OUR STORY

TRAINING MISSIONARIES FROM ALL OVER THE WORLD SINCE 1961

East Asian Pastoral Institute traces its beginning back to the year 1949 when the Jesuit missionaries were expelled from mainland China and had to find a new home for themselves and the seminarians. They found refuge in Manila, Philippines, in the quonset huts of an abandoned army camp in a deserted area of Mandaluyong.

Here they started to learn the Chinese language, hoping that they would soon return to the China mission. This did not happen; so in 1953, Fr. Joannes B. Hofinger SJ, an Austrian missiologist, opened the Institute for Missionary Apologetics. As early as then, he strongly recommended that missionaries should have thorough liturgical renewal while at the same time develop an awareness of the church’s catechetical or religious education. So by September 1961, when the name changed to East Asian Pastoral Institute, the resident team of Jesuits was already training missionaries from all over the world in the areas of liturgical and catechetical updating and conducting workshops on the missionary aspects of the Church.

 

In 1965, the Jesuit Superior General Fr. Pedro Arrupe SJ reorganized EAPI and affirmed its identity as an international formation and training center in Asia to promote the pastoral vision of Vatican II. He appointed Fr. Alfonso Nebreda SJ, a Spanish Jesuit missionary in Japan, as its first director. By 1968, EAPI moved into its building complex in the present location inside the Ateneo de Manila University campus in Quezon City.

Over the decades, EAPI has consistently responded to the Asian and Oceanian bishops and Catholic religious leaders by providing resources for special formation and aggiornamento in the spirit of Vatican II. It was, and still is, the Asia Pacific hub for theological and pastoral renewal, updating, experimentation and exploration. Today, EAPI is an apostolic collaborative work of the Society of Jesus [Jesuits] and bishops, members of other religious institutes, diocesan clergy, lay people and funding agencies in the service of the pastoral mission of the Universal Church.

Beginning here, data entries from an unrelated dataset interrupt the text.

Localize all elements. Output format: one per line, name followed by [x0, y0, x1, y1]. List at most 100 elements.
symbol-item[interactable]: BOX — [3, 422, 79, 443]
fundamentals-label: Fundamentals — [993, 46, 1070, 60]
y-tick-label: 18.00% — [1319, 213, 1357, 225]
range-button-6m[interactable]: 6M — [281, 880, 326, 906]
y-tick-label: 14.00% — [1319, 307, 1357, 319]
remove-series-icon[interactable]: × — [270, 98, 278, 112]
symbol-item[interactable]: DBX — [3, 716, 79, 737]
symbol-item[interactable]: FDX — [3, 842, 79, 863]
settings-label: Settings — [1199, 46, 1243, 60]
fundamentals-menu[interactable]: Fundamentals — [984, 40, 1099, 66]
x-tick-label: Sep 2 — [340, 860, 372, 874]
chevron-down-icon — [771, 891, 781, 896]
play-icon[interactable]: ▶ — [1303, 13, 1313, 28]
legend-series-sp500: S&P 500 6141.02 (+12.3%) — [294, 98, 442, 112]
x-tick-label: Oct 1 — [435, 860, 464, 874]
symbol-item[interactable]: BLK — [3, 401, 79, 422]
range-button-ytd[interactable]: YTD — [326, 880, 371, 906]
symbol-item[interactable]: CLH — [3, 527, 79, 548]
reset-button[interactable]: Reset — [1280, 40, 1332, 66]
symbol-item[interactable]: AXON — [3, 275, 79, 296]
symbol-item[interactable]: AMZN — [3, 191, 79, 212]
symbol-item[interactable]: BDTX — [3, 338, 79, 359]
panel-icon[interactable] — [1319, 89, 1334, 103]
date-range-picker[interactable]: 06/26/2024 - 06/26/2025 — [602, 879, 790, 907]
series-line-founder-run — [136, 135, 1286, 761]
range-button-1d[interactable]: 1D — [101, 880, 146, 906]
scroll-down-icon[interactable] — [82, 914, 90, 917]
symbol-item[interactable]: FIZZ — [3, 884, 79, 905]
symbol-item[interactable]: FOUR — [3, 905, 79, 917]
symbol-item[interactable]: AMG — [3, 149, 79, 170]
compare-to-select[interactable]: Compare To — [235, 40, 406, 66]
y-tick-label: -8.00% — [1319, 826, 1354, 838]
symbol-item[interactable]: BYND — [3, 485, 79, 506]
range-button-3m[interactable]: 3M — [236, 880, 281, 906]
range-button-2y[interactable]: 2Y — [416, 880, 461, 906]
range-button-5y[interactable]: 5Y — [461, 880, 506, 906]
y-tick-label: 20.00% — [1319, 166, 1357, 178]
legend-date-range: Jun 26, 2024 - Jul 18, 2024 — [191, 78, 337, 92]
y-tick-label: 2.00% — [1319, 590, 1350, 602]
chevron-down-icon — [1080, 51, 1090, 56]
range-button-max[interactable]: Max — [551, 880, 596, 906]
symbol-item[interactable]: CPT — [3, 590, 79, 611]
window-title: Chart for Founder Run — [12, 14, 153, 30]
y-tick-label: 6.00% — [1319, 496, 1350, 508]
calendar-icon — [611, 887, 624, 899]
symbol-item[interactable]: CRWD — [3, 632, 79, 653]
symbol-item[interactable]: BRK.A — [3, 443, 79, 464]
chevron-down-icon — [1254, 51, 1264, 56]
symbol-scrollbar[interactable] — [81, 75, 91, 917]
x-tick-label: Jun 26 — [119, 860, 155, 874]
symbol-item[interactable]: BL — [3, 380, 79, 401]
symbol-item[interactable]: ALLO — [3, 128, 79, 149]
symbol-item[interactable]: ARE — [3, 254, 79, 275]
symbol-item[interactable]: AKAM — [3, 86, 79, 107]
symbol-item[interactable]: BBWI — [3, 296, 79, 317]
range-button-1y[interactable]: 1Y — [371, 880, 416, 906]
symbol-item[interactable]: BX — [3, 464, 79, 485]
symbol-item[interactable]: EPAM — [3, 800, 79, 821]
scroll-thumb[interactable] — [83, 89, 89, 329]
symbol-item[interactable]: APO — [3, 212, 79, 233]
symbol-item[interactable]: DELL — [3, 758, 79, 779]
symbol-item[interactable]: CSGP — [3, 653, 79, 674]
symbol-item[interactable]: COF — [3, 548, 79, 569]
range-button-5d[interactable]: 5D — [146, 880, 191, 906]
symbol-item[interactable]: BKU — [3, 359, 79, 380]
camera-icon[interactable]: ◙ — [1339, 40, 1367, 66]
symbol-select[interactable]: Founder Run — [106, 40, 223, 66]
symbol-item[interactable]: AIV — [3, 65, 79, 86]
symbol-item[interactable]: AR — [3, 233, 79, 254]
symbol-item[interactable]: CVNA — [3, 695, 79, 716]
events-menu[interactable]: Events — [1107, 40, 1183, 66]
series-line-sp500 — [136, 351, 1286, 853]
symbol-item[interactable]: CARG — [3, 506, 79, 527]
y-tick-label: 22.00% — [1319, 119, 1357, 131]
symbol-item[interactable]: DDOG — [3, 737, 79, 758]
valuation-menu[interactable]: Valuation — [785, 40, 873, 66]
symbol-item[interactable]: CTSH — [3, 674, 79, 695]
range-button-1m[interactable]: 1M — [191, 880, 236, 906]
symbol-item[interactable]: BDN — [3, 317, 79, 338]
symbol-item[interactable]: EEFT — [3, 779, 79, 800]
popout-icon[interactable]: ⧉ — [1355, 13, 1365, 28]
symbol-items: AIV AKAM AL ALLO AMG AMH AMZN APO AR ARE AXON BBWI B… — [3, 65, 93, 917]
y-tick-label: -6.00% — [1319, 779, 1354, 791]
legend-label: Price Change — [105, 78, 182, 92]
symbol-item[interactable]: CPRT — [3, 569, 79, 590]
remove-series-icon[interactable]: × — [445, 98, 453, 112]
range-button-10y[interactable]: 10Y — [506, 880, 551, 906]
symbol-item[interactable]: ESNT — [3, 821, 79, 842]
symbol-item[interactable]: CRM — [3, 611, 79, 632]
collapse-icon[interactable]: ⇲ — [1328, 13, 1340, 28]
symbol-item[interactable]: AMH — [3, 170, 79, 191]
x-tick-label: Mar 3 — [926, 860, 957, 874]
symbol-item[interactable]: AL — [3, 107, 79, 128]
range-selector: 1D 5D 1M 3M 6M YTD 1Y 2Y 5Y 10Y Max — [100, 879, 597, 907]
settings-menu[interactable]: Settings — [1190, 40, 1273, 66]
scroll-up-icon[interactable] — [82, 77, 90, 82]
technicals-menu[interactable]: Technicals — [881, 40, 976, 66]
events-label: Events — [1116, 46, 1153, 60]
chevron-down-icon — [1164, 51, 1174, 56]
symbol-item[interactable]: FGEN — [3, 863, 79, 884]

The multi-cultural residential environment has been a unique feature of EAPI. Fr. Jose Calle SJ, one of the founding fathers, proudly asserts that this was the first time where priests, religious sisters and brothers, lay men and women were being formed together for mission in the same community over several months. After 50 years this EAPI experience is still an attraction since many participants have not had the experience of learning and sharing community life together amidst a diversity of genders, cultures, ethnicities, vocations, and spiritualities.

Although the content of the programs has evolved in tandem with changing pastoral needs and pastoral knowledge, EAPI has continued to implement the original dream of the founding fathers, namely, to prepare, form, train, and help pastoral workers for mission.